We started off with the end-user experience. The service providers had built great networks but historically provided terrible service and error-laden bills. Every person we met, from C-level executives to IT managers, hated dealing with the telecom carriers. How often do you run across a service that’s universal and a problem that’s so ubiquitous and transcends industries? So we started by focusing on providing customers a mind-blowing customer service experience that has earned 95%+ customer sat year after year. Research estimated that 35% of telecom and related technology invoices had errors including, wrong charges charges for disconnected services, or charges for services that were never ordered. Not to mention that even for most experienced IT or Accounting professionals, carrier invoices seem like they are written in foreign languages. So we built a model where we could consolidate the billing of any carrier, any service and any location, replacing tens and sometimes hundreds of invoices with a single easy-to-read invoice, accessible via a simple yet powerful web portal designed with the user experience in mind. To top it off, we made the platform available on any browser and mobile device. Companies could manage their orders, tickets, invoices, inventory, across any provider, location or service, from the beach! We were fanatic about invoice accuracy, and automated any mundane task. We leveraged the buying power of all of our customers. Our experienced people negotiated better terms and pricing for our customers, and we armed them with tools to manage the service providers more efficiently. Last, we tackled the buying experience of technology. Think of it as doing to telecom and technology purchasing what Expedia and Travelocity did for the travel industry. Users no longer have to call an agent, a carrier or a service provider to shop for technology services, compare products or even read reviews. You can do that from the comfort of your couch or even from the beach – when you want it, where you want it, and how you want it. And when you’re ready, you press “order” and off you go.

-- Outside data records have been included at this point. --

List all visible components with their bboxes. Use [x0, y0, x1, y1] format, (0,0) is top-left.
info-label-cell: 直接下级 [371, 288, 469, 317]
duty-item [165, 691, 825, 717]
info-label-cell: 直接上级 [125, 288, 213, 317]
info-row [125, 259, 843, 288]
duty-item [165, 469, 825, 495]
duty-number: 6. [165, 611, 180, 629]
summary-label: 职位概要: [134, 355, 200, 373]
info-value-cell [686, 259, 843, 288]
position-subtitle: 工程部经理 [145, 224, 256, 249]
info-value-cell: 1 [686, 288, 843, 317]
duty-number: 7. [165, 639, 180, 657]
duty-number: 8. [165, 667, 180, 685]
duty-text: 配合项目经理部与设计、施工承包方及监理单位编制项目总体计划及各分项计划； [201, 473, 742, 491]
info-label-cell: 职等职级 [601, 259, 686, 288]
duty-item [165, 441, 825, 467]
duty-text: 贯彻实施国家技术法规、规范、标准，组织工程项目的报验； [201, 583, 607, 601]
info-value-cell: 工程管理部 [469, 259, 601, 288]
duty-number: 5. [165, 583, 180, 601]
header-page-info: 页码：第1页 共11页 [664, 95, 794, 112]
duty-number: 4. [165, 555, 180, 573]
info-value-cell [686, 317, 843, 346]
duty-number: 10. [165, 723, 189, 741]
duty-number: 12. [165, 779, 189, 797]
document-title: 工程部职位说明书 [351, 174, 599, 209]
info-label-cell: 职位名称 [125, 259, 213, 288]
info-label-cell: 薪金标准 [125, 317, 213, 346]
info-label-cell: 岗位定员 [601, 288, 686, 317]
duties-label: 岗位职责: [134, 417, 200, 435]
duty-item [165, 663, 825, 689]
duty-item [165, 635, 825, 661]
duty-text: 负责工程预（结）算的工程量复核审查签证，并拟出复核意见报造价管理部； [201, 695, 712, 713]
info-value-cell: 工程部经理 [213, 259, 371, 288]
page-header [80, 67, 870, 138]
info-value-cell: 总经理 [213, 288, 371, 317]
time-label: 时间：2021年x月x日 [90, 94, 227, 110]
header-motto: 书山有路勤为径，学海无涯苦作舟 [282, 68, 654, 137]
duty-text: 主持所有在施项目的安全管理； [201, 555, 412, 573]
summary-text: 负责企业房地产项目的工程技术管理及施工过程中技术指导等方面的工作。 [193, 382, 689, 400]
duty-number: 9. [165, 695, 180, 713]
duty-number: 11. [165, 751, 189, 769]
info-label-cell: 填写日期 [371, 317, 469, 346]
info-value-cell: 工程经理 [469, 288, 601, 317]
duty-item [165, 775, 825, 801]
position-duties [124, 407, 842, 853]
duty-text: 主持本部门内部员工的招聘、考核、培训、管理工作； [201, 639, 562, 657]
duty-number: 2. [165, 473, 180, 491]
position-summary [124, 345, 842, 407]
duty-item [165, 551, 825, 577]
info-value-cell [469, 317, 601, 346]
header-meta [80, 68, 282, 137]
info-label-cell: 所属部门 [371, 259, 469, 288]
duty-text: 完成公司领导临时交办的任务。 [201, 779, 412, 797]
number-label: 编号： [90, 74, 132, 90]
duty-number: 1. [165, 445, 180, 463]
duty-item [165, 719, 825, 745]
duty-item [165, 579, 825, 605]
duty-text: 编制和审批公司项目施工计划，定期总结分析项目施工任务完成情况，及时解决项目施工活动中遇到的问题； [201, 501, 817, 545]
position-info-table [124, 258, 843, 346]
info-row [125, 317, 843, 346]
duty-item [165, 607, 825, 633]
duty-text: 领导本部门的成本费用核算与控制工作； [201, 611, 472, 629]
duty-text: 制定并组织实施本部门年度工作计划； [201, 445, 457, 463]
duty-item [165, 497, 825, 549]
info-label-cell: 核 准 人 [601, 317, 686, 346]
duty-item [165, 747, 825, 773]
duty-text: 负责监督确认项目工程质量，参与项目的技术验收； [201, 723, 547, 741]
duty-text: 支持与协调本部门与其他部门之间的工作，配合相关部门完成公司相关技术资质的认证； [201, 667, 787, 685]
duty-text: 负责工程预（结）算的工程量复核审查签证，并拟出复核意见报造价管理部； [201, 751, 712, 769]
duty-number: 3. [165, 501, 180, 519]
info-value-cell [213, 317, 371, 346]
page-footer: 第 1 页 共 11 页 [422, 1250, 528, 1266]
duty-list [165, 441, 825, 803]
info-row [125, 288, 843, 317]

Some of our managed services were offered by other Procure-to-Pay management firms who focused on Fortune 500 companies and charged tens of thousands of dollars per month for their software and professional services. We believed that any company should benefit from having more visibility and control, and have the ability to focus on their core business, while trusting that someone was watching their backs when it came to technology spend. So we took the traditional expense management model and turned it upside down on its head by subsidizing the software cost and giving access to our experts for free (don’t worry, unlike many a company who gives away services or software for free in order to gain market share, all the while burning through cash but counting on someday being acquired or going public; we’ve been profitable for the past 12 years). We then took what worked for the telecom space and applied it to mobile, collaboration and cloud spend management. This gave rise to our lifecycle management platform: One comprehensive platform for managing different categories of spend that businesses use (think Internet of Things, IT Assets, and down the road, energy, shipping, and many other logistics and categories of spend).
A fellow Senior Executive recently asked us: “Isn’t it about time you make some noise?” I agree that it’s time that the secret comes out, and we start to spread the word about our quiet revolution. Maybe we won’t be as big as Apple or have 400,000 ‘subscribers’ in 2-weeks’ time like Tesla. But we will save many a company from an archaic way of doing business, enabling them to focus on what they do best – their core competency. It’s a revolution against the status quo.